第五話
隼人が家につく。
去年、火事で燃えて新しく作り直した家は坂の上にあるオーシャンチックな家だった。
もともと隼人は住宅街に家があったが、家が燃えると、さすがに居づらくなってしまう。
だから、心機一転、新しいところに家を建てた。
「今日も風が心地ええなあ」
隼人はそう呟いてから合鍵で家に入る。
「母さーん! たでーまー!」
母さん、という訳ではないが、美女がリビングから顔を出す。
「ユリさん。母さんは?」
「奈津子さんならいまお買い物に出かけたよ」
「入れ違いかあ。シンジいる? ギター教えてあげる約束があったんだけど」
「帰りが遅いから奈津子さんについていったわ」
あちゃあ、と隼人は額を叩く。
そしてまた奥からマサユキという男が出てくる。
「今日は随分遅かったね、隼人さん」
「後輩の女子から頼まれごとをしちゃってね。連絡の一つでも入れるべきだったなあ。これは俺の反省点だ」
「頼まれごと?」
隼人はすぱーんと制服を脱いだ。
マサユキがスクールバッグを受け取って、首を傾げる。
ユリは制服を拾ってから、「また怪異ですか」と言う。
「うん。でも、またこっち産の怪異だ」
「裏地球……最近活動がないですね」
「きっと俺の対策案を練ってるんだよ。短期間で幹部怪異を三人も殺したから」
隼人が考え込むような顔をした。
ユリはやっぱり心配だという顔をして、隼人に「シャワー浴びてきな」と言った。
隼人は小学六年生の間に力を授かった。
授かってからの数ヶ月は自分に与えられた使命がなんなのか全くわからなかったらしい。
ただ偶然、力が芽生えたという認識で。
しかし。
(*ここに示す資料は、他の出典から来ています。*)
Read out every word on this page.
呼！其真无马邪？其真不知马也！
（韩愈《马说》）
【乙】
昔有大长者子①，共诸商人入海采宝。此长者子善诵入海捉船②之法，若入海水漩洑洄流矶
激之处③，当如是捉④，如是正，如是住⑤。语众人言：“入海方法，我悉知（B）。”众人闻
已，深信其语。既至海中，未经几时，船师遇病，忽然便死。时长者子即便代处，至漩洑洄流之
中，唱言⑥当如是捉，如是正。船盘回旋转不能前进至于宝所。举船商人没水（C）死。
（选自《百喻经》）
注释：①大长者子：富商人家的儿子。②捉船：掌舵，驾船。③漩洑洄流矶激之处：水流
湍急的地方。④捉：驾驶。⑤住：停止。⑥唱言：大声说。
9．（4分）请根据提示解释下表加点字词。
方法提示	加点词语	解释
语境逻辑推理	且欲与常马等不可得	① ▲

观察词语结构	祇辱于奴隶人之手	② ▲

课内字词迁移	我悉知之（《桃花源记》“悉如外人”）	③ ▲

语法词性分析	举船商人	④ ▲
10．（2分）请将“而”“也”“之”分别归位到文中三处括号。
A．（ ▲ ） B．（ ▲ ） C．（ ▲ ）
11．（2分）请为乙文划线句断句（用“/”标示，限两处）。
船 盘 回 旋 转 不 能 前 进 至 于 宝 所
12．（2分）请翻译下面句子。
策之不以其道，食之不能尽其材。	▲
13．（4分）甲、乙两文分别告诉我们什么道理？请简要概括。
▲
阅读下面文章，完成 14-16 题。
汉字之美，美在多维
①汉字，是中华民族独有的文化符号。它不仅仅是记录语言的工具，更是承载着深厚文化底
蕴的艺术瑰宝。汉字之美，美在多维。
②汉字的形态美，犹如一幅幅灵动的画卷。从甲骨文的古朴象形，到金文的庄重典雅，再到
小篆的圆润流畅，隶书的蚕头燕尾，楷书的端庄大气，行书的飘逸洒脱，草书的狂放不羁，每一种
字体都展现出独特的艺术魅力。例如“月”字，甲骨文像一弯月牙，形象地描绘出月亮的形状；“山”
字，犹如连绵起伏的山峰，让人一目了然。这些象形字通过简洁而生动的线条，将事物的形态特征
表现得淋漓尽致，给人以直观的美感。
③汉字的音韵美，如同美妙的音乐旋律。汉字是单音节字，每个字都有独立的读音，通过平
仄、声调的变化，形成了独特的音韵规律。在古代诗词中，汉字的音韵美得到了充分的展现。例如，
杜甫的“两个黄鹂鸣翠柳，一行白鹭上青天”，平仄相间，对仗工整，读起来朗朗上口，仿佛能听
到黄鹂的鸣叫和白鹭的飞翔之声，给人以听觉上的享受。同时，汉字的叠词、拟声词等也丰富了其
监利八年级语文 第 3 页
人を護るという意志はあった。怖い程。
使命もなにもないままで、助けを呼ぶ声があれば、その身を焦がしても削っても潰しても、助けに行く。
心の底からのヒーロー。
だからこそユリは心配していた。
隼人の心は正直に言えば、狂っているのだ。
誰かが呼べば現れて、嫌いな殺傷に拳を振るう。
だからこそ、隼人はヒーローであるのだ。
だというのに。どこまでも、死を背負う。
このような男を見たことがなかった。
出会う男出会う男すべて自らの欲望のままに生きる。
自分の為ならば誰かの不幸すら厭わない、悪のいきもの。
生きるために、そんな輩に肌を売り、生きる意欲を失った。
身勝手にマサユキとシンジを巻き込んで、ユリはその時すでに怪異どもから「死神」と呼ばれていた隼人に殺されるため、ぺーたるの振りをして、危害を加えた。
隼人は泣いてくれた。
そして、生きたいと思わせてくれた。
何故死なせてくれないのか、というユリの真事おかしな問いに隼人は答えた。
────言い訳なら一ダース程あります。
理由なら後で見つける。
彼は理由を見つけてくれたのだろうか。わからない。
ただ言えることがあるのなら、おそらく。
一ダースの言い訳の中に「あなたが生きたがっていた」という言葉は存在しないのだろう、という事。
ただいまは。
隼人の喜ぶ顔も、泣き顔も、驚く顔も、寝顔も。
笑い声も、泣き声も、驚く声も、寝言も。
全て全て全て、知れたから。
それはよかったのかもしれない。
この人の成長を、傍でずっと見ていたい。
この人の行く道を、傍でずっと照らしてしたい。
親心に似た感情なのだろう、と思う。
隼人が進む道にあるすべての壁を、彼がどうやって乗り越えるのか? あるいは、彼がくじけて暗がりの中で立ち止まろうとも、「私たちがいる」と言ってあげられるように。
すぐ傍で、一秒より先の今より。
蔵王山より遥かに美しい君のために。